L.A. Care is also trying to persuade legislators to create a long-term financing mechanism to help get computers and other upgrades into physician offices, Rodgers says.
Clyde Oden, president and CEO of Los Angeles-based Watts Health Foundation, acknowledges that Watts' United Health Plan-an L.A. Care partner-has a "vested interest" in the program's success. He adds, "I think we can expect that with any massive change in membership and enrollees there's going to be early problems and that judgment too soon about the effectiveness of this change would be a disservice to everybody involved. I am convinced, however, that within 12 months of operations the people of California will enjoy the benefits of this change."
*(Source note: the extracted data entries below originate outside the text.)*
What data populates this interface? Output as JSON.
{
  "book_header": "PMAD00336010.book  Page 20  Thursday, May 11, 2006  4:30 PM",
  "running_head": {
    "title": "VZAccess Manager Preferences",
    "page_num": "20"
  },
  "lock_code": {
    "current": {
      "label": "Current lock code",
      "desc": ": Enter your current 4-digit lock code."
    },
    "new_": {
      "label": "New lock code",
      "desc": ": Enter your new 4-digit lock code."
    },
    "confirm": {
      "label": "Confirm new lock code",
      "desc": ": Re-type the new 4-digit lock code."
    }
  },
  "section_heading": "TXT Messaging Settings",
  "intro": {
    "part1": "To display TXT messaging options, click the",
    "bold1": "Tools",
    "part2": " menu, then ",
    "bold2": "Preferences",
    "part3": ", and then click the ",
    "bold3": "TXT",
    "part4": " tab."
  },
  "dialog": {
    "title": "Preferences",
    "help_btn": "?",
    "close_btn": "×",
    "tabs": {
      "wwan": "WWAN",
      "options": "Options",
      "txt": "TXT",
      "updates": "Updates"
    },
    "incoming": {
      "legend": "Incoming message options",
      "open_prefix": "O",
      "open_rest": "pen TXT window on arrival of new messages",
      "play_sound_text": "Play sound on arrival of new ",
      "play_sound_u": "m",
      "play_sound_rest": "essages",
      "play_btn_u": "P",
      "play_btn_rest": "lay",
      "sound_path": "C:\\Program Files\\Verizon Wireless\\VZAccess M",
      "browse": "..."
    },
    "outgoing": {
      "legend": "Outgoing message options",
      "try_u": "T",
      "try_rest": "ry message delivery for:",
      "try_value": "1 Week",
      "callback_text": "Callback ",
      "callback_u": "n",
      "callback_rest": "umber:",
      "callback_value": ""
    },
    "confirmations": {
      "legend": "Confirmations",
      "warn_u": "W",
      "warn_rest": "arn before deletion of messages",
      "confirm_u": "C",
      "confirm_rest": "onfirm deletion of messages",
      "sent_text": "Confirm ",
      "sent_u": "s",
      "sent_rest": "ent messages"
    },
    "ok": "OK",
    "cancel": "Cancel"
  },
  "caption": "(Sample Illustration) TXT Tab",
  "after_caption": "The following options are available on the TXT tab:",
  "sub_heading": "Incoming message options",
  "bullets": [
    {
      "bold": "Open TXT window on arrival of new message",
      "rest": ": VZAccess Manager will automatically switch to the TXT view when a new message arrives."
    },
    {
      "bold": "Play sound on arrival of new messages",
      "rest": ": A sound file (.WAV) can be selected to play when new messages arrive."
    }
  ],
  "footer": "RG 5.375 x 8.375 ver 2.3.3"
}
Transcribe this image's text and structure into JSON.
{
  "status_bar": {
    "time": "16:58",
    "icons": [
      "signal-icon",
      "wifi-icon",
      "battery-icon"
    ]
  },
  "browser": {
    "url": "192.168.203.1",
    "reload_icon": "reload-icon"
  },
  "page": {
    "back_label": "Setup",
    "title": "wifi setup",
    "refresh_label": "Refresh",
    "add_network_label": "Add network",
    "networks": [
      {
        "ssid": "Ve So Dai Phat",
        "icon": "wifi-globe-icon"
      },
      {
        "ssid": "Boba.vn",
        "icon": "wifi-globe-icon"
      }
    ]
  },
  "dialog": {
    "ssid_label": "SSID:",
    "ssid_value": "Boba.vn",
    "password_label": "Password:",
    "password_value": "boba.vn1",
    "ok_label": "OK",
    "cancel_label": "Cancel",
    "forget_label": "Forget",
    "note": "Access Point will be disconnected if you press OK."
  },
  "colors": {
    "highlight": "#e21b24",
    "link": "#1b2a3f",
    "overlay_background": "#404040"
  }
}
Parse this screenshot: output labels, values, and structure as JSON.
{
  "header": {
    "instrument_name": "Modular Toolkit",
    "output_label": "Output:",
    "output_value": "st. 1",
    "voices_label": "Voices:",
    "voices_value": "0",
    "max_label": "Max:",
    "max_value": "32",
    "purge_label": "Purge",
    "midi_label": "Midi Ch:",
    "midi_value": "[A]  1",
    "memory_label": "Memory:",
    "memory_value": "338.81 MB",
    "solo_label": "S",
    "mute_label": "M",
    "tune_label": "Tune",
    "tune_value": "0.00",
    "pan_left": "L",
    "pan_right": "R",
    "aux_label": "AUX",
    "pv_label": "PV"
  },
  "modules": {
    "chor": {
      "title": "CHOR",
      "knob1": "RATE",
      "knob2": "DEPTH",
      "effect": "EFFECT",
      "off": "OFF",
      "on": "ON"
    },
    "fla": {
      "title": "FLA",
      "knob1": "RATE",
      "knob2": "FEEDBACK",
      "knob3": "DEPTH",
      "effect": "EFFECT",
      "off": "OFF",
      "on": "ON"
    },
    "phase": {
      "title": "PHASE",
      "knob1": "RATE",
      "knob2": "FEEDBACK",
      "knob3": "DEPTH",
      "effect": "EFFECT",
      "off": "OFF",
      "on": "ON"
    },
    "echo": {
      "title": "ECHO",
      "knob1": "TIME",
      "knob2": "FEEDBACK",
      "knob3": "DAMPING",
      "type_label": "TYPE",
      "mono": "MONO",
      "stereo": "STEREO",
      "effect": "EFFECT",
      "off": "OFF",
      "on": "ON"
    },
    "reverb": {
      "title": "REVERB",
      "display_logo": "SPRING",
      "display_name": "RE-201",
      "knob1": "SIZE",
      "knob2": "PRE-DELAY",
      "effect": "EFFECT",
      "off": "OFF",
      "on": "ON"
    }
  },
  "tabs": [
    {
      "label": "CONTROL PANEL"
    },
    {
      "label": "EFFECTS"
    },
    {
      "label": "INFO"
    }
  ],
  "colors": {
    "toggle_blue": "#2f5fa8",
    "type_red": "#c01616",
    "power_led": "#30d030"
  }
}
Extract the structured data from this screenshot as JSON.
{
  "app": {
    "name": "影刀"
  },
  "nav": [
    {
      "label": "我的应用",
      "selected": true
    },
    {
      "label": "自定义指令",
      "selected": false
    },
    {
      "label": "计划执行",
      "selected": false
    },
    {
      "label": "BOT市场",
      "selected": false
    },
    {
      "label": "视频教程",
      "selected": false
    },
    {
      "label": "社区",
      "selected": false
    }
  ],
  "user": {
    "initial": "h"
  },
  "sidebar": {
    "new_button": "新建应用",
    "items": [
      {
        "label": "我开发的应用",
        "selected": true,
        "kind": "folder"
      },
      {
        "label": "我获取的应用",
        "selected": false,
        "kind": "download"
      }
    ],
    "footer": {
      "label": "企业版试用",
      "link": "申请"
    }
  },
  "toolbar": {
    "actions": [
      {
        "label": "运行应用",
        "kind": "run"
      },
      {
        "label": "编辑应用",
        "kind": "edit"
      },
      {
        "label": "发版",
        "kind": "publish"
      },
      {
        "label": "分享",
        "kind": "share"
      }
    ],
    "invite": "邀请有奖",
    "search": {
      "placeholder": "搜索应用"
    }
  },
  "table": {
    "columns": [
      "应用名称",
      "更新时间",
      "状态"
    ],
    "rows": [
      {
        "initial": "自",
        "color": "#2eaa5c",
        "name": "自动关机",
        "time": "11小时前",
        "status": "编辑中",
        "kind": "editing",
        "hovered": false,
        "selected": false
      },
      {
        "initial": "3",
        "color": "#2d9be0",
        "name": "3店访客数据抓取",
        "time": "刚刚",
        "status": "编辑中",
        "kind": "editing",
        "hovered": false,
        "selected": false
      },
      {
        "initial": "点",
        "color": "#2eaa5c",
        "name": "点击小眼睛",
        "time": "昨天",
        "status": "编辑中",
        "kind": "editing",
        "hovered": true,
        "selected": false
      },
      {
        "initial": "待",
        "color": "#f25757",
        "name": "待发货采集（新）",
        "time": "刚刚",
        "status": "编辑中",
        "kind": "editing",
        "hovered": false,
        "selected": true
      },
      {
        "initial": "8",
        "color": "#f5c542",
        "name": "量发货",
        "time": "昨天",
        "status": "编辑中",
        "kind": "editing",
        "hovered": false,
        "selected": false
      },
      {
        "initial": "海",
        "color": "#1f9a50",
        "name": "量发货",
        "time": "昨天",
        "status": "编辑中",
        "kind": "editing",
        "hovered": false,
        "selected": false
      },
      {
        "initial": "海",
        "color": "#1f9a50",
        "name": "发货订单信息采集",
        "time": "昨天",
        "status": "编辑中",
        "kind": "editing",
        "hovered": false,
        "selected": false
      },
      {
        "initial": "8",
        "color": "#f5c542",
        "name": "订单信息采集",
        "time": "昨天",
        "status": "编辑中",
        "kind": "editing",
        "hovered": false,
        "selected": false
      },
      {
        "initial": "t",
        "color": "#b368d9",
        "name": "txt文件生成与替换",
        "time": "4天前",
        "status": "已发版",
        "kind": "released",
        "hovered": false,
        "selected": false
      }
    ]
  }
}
Says HCFA's Chambers: "There isn't a state that has implemented Medicaid managed care that hasn't had a transition problem."
Despite these reassurances, the bitter warnings and suspicions continue. The two-plan model is "the trickle-down theory at its worst," says Jim Gonzalez, managing partner of Jim Gonzalez and Associates, a legislative advocacy firm. The poor have no power, so they're relegated to inferior healthcare, he says.